FELIPE FREGNISBADO, 28 DE MAYO DE 2016

Christopher Chabris and Daniel Simons conducted a nice experiment at Harvard


University showing the important effect of inattentional blindness. In other words,
how sometimes we do not see important stimulus that is in front of us. What happened
in this gorilla experiment? These two researchers showed to college students a video
of students passing a basketball and asked them to count the number of passes. In the
middle of the experiment, a person dressed as a gorilla appears in the video for several
seconds. What do you think: would you notice a gorilla that walks in the middle of a
video you are watching? If you are not sure, you are correct. Only about half of
participants in this experiment noticed the gorilla (see more:
http://www.theinvisiblegorilla.com/...).

How come half of participants do not see a gorilla in front of them? This happens
because our brain is constantly filtering what we consider important and indeed may
block further neural processing of something as important as a gorilla. Also another
important factor is that our conscious thinking process the information in a serial
(rather than parallel) manner; therefore one conscious thought at each time: if we are
focused in counting ball passes, we do not consciously process the information of a
gorilla in front of us.
This gorilla effect has a profound effect for what we learn or miss to learn. Effective
learning is associated with the information we consciously process and how this
information is linked and stored in our brain neural network. Therefore what is
presented to students should be carefully considered. For instance, a lecture with a
heavy content will likely be minimally effective as students will miss not only one but
several gorillas. Also if the missed gorilla happens at the beginning of the lecture, then
understanding of the rest of the lecture may be hindered.

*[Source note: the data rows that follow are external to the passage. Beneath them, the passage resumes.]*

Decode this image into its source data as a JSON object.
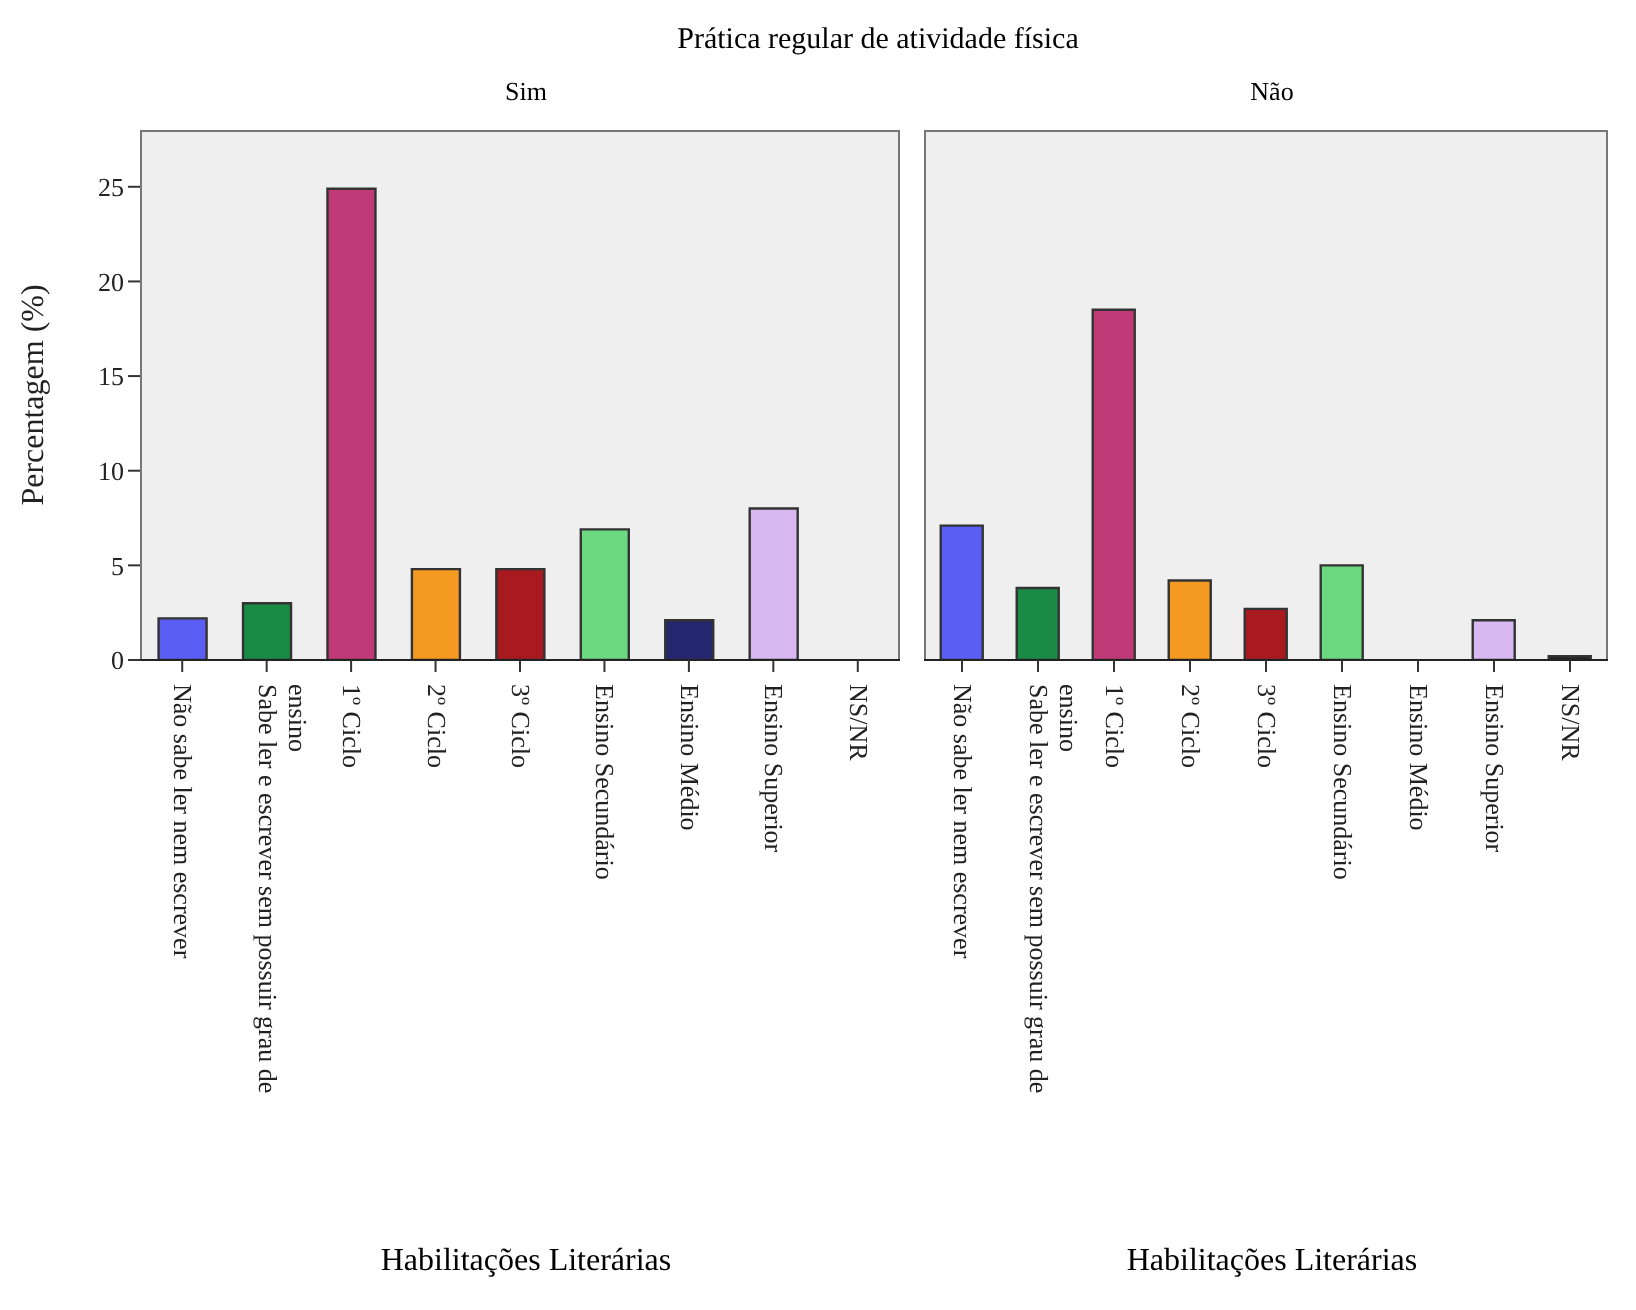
{
  "chart_data": [
    {
      "type": "bar",
      "title": "Prática regular de atividade física",
      "subtitle": "Sim",
      "xlabel": "Habilitações Literárias",
      "ylabel": "Percentagem  (%)",
      "categories": [
        "Não sabe ler nem escrever",
        "Sabe ler e escrever sem possuir grau de ensino",
        "1º Ciclo",
        "2º Ciclo",
        "3º Ciclo",
        "Ensino Secundário",
        "Ensino Médio",
        "Ensino Superior",
        "NS/NR"
      ],
      "values": [
        2.2,
        3.0,
        24.9,
        4.8,
        4.8,
        6.9,
        2.1,
        8.0,
        0
      ],
      "colors": [
        "#5a5ef5",
        "#1a8a45",
        "#c03a78",
        "#f59a20",
        "#a81a20",
        "#6cd880",
        "#24266e",
        "#d8b8f0",
        "#202020"
      ],
      "ylim": [
        0,
        28
      ],
      "yticks": [
        0,
        5,
        10,
        15,
        20,
        25
      ]
    },
    {
      "type": "bar",
      "subtitle": "Não",
      "xlabel": "Habilitações Literárias",
      "categories": [
        "Não sabe ler nem escrever",
        "Sabe ler e escrever sem possuir grau de ensino",
        "1º Ciclo",
        "2º Ciclo",
        "3º Ciclo",
        "Ensino Secundário",
        "Ensino Médio",
        "Ensino Superior",
        "NS/NR"
      ],
      "values": [
        7.1,
        3.8,
        18.5,
        4.2,
        2.7,
        5.0,
        0,
        2.1,
        0.2
      ],
      "colors": [
        "#5a5ef5",
        "#1a8a45",
        "#c03a78",
        "#f59a20",
        "#a81a20",
        "#6cd880",
        "#24266e",
        "#d8b8f0",
        "#202020"
      ],
      "ylim": [
        0,
        28
      ],
      "yticks": [
        0,
        5,
        10,
        15,
        20,
        25
      ],
      "tick_labels": "x"
    }
  ]
}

The gorilla effect is not important only when we learn but when we process
information that we learned; especially if learning is superficial. For instance,
physicians may miss gorillas when analyzing information to make a diagnosis. For
instance, if speaking to a patient, a physician thinks that a patient with a rapid loss of
weight likely has a diagnosis of a cancer will likely miss signs (gorillas) that this
patient has for instance an infectious disease that is leading to this loss of weight.
Another important example is when reading a scientific paper: it is very likely that
many readers will miss also several gorillas: the gorilla in this case would be the biases
that affect the results of scientific studies.

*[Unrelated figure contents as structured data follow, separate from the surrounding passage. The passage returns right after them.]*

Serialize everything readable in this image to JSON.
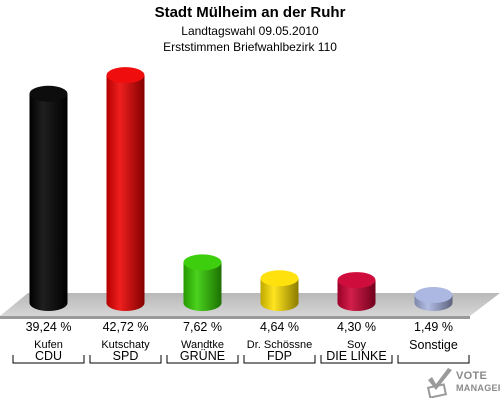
{
  "chart_data": {
    "type": "bar",
    "title": "Stadt Mülheim an der Ruhr",
    "subtitle_lines": [
      "Landtagswahl 09.05.2010",
      "Erststimmen Briefwahlbezirk 110"
    ],
    "categories": [
      "CDU",
      "SPD",
      "GRÜNE",
      "FDP",
      "DIE LINKE",
      "Sonstige"
    ],
    "candidates": [
      "Kufen",
      "Kutschaty",
      "Wandtke",
      "Dr. Schössne",
      "Soy",
      ""
    ],
    "values": [
      39.24,
      42.72,
      7.62,
      4.64,
      4.3,
      1.49
    ],
    "value_labels": [
      "39,24 %",
      "42,72 %",
      "7,62 %",
      "4,64 %",
      "4,30 %",
      "1,49 %"
    ],
    "colors": [
      "#000000",
      "#ee0000",
      "#33cc00",
      "#ffe000",
      "#cc0033",
      "#a8b4e0"
    ],
    "ylim": [
      0,
      45
    ],
    "grid": false,
    "legend": "none",
    "xlabel": "",
    "ylabel": ""
  },
  "logo": {
    "line1": "VOTE",
    "line2": "MANAGER"
  }
}
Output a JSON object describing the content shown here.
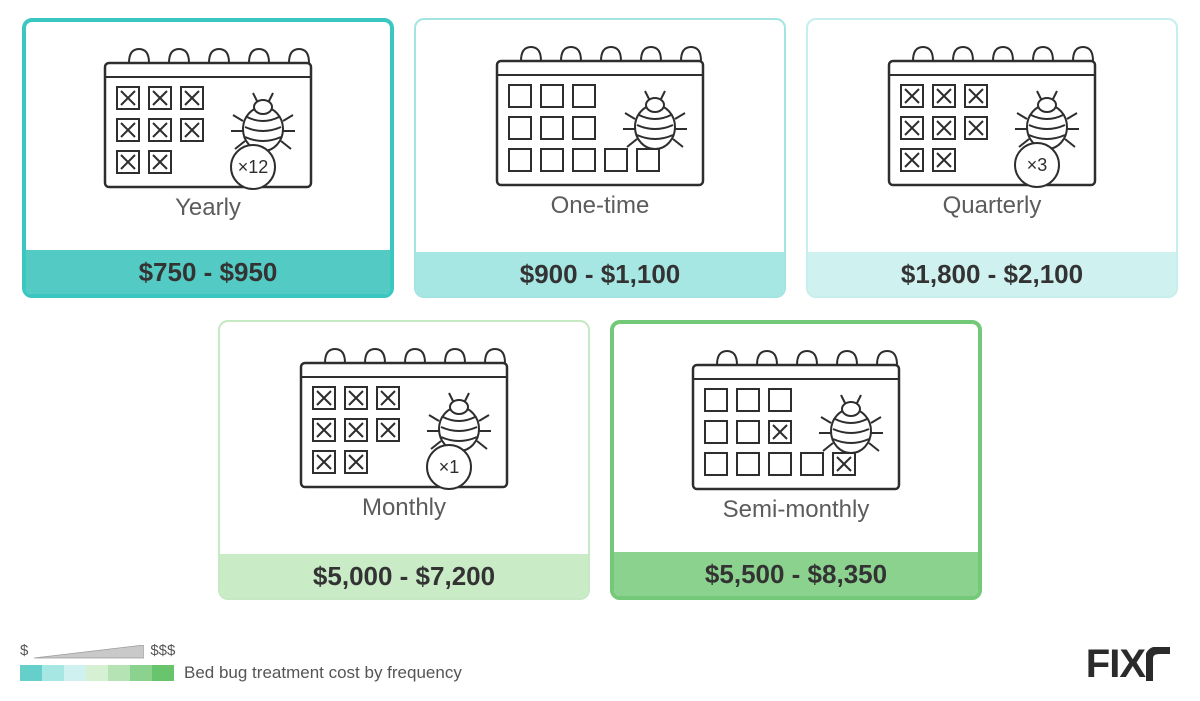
{
  "cards": [
    {
      "id": "yearly",
      "label": "Yearly",
      "price": "$750 - $950",
      "border_color": "#3bc7c1",
      "border_width": 4,
      "bar_color": "#54cac4",
      "multiplier": "×12",
      "day_pattern": "all_x"
    },
    {
      "id": "onetime",
      "label": "One-time",
      "price": "$900 - $1,100",
      "border_color": "#a1e4e1",
      "border_width": 2,
      "bar_color": "#a6e6e3",
      "multiplier": null,
      "day_pattern": "all_empty"
    },
    {
      "id": "quarterly",
      "label": "Quarterly",
      "price": "$1,800 - $2,100",
      "border_color": "#c6eeec",
      "border_width": 2,
      "bar_color": "#cff1ef",
      "multiplier": "×3",
      "day_pattern": "all_x"
    },
    {
      "id": "monthly",
      "label": "Monthly",
      "price": "$5,000 - $7,200",
      "border_color": "#c5e9c2",
      "border_width": 2,
      "bar_color": "#c9ebc6",
      "multiplier": "×1",
      "day_pattern": "all_x"
    },
    {
      "id": "semimonthly",
      "label": "Semi-monthly",
      "price": "$5,500 - $8,350",
      "border_color": "#74c979",
      "border_width": 4,
      "bar_color": "#8bd28f",
      "multiplier": null,
      "day_pattern": "semi"
    }
  ],
  "row_layout": [
    [
      0,
      1,
      2
    ],
    [
      3,
      4
    ]
  ],
  "legend": {
    "min": "$",
    "max": "$$$",
    "caption": "Bed bug treatment cost by frequency",
    "swatches": [
      "#67cfca",
      "#a6e6e3",
      "#cff1ef",
      "#d6f0d4",
      "#b6e3b3",
      "#8bd28f",
      "#69c56d"
    ]
  },
  "logo_text": "FIX",
  "colors": {
    "outline": "#2e2e2e",
    "text_label": "#5c5c5c",
    "text_price": "#333333"
  }
}
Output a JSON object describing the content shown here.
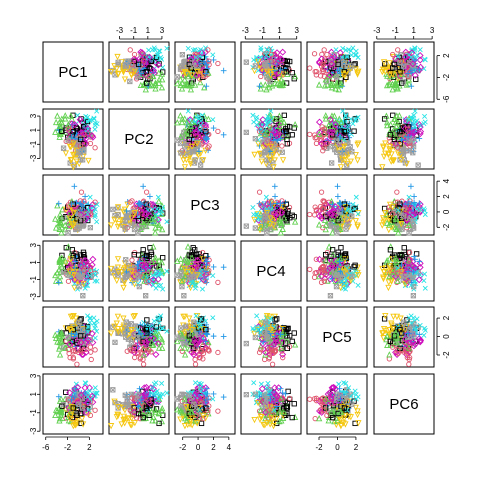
{
  "chart_data": {
    "type": "scatter",
    "variables": [
      "PC1",
      "PC2",
      "PC3",
      "PC4",
      "PC5",
      "PC6"
    ],
    "axis_ranges": {
      "PC1": [
        -6.5,
        4.5
      ],
      "PC2": [
        -4.5,
        4.0
      ],
      "PC3": [
        -3.0,
        4.8
      ],
      "PC4": [
        -3.5,
        3.5
      ],
      "PC5": [
        -3.3,
        3.2
      ],
      "PC6": [
        -3.3,
        3.2
      ]
    },
    "tick_labels": {
      "PC1": [
        "-6",
        "-2",
        "2"
      ],
      "PC2": [
        "-3",
        "-1",
        "1",
        "3"
      ],
      "PC3": [
        "-2",
        "0",
        "2",
        "4"
      ],
      "PC4": [
        "-3",
        "-1",
        "1",
        "3"
      ],
      "PC5": [
        "-2",
        "0",
        "2"
      ],
      "PC6": [
        "-3",
        "-1",
        "1",
        "3"
      ]
    },
    "grid": false,
    "legend": "none",
    "palette": [
      "#000000",
      "#DF536B",
      "#61D04F",
      "#2297E6",
      "#28E2E5",
      "#CD0BBC",
      "#F5C710",
      "#9E9E9E"
    ],
    "n_points": 200,
    "groups": 8
  }
}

Going back to the gorilla experiment: how a participant in this experiment would not
have missed gorillas? Simply by preparing them to this stimulus and also increasing
the exposure and contrast of this exposure. This is what the instructors should do in
lectures: preparing students to the new information and also enhancing the contrast
when showing something novel. Though it is not easy and still it is one of the main
challenges to produce effective learning.